Company YY can borrow USD 20 million at a fixed interest rate and at floating rates for 2 years from Bank B. YY would like to borrow at floating rates on a semi-annual basis. Bank B offers the following pricing schedule for 6-month US dollars LIBOR, also using mid-rates:

Bank Bs Pricing Schedule (2 years) for YY

Fixed interest rate per annum

Floating interest rate per annum

6.6 per cent

USD LIBOR

+ 20 basis points

Bank B takes a bid-offer spread of 60 basis points. Currently, USD LIBOR is 7% per annum.

(a) What total cost savings (basis points per half year) is available if initially XX borrows at a floating rate from its bank and YY borrows at a fixed rate from its bank, and then they enter into an interest rate swap?
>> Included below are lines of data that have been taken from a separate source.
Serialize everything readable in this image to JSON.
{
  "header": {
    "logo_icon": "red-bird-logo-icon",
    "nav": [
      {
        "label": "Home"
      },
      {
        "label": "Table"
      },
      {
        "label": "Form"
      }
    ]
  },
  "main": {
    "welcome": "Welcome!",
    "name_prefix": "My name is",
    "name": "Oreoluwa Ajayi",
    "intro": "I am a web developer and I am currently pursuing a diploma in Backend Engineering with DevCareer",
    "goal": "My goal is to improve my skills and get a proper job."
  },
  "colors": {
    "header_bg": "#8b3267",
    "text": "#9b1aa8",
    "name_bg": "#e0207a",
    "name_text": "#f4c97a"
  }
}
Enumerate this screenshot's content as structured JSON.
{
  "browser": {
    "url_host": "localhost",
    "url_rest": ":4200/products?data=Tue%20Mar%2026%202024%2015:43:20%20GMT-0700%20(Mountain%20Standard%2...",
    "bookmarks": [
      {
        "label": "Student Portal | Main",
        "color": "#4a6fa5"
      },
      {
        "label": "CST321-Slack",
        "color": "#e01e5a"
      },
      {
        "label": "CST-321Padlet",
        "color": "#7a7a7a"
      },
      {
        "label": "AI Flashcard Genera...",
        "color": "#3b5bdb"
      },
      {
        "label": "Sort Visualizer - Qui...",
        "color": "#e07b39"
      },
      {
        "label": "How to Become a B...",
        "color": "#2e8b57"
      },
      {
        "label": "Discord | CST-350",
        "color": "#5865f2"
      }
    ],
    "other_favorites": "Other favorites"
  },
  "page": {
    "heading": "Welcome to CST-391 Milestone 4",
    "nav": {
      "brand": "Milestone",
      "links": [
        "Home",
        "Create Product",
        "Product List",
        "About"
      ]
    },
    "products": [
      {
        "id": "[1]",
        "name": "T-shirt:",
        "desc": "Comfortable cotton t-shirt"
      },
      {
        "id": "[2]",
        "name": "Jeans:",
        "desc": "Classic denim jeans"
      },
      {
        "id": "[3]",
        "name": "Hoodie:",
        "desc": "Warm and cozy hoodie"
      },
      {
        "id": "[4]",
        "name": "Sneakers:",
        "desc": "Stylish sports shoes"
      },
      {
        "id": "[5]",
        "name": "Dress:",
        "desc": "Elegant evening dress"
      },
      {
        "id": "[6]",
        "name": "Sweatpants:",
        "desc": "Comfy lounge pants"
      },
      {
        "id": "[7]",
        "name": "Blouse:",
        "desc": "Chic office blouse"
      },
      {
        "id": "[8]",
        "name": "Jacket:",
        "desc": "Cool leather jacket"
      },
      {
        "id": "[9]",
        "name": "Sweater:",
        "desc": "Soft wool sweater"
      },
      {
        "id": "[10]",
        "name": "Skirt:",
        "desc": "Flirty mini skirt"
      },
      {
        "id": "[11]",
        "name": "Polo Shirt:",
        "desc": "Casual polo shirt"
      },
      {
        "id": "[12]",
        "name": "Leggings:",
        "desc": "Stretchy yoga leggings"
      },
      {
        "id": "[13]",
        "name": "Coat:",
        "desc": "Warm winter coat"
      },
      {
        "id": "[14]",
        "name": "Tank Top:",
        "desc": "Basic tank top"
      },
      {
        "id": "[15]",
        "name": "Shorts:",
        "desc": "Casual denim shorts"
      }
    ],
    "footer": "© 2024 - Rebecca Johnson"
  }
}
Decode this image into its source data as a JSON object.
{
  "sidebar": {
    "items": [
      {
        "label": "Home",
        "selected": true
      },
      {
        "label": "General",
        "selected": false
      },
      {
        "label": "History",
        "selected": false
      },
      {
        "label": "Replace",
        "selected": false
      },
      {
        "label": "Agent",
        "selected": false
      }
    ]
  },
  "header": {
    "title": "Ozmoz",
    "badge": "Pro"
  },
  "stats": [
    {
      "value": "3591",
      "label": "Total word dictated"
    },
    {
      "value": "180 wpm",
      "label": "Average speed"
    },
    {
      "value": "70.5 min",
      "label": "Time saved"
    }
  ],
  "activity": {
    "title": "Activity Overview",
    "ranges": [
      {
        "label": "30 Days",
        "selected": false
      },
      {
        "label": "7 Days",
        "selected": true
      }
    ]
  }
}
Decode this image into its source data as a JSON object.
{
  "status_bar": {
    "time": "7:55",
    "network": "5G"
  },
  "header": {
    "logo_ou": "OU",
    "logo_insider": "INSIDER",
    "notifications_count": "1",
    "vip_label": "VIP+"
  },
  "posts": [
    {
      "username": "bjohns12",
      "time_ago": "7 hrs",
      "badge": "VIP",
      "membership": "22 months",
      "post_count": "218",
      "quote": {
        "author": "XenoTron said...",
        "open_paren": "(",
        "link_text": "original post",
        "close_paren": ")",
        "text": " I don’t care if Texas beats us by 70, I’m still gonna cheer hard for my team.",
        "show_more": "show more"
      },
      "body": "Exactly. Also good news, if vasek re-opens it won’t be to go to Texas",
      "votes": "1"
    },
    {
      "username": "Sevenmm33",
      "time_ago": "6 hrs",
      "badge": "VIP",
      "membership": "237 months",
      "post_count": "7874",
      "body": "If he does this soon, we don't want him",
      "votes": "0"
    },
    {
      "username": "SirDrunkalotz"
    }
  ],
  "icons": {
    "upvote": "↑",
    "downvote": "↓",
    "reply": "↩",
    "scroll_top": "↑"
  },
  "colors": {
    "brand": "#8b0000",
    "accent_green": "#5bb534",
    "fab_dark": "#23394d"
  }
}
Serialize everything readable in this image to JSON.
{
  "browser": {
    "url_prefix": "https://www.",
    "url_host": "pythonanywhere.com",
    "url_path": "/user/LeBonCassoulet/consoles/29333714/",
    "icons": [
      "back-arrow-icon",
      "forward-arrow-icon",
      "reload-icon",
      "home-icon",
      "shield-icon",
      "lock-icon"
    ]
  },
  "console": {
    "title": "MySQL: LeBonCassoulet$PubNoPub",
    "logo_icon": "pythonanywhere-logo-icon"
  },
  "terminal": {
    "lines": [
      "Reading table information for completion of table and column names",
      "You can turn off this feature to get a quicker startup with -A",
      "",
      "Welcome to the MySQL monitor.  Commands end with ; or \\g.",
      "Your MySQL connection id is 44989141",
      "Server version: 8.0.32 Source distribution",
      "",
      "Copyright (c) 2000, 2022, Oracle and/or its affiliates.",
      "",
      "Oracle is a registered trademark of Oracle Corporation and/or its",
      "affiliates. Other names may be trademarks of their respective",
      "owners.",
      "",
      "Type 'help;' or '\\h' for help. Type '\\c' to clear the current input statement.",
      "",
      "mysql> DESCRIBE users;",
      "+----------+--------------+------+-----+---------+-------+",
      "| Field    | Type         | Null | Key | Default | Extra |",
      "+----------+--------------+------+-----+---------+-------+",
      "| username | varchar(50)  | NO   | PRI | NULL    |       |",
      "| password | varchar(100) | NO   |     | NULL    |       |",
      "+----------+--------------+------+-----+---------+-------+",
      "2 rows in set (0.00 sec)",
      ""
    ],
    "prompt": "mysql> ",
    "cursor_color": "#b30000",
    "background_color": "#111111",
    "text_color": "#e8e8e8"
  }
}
XX and YY agreed that a swap of fixed rate P% (per half year) against LIBOR is fair.

(b) Assume that the swap between XX and YY requires floating rate payments at 6-month LIBOR.

Design a swap that allocates 3/7 of the total cost savings to XX and the balance to YY. Draw the swap diagram.

After the swap, what is XXs final fixed rate (per half year) on its loan?

What is the fixed rate (P% per half year) does XX pay YY in the swap?

What is YYs final floating rate (per half year) on its loan?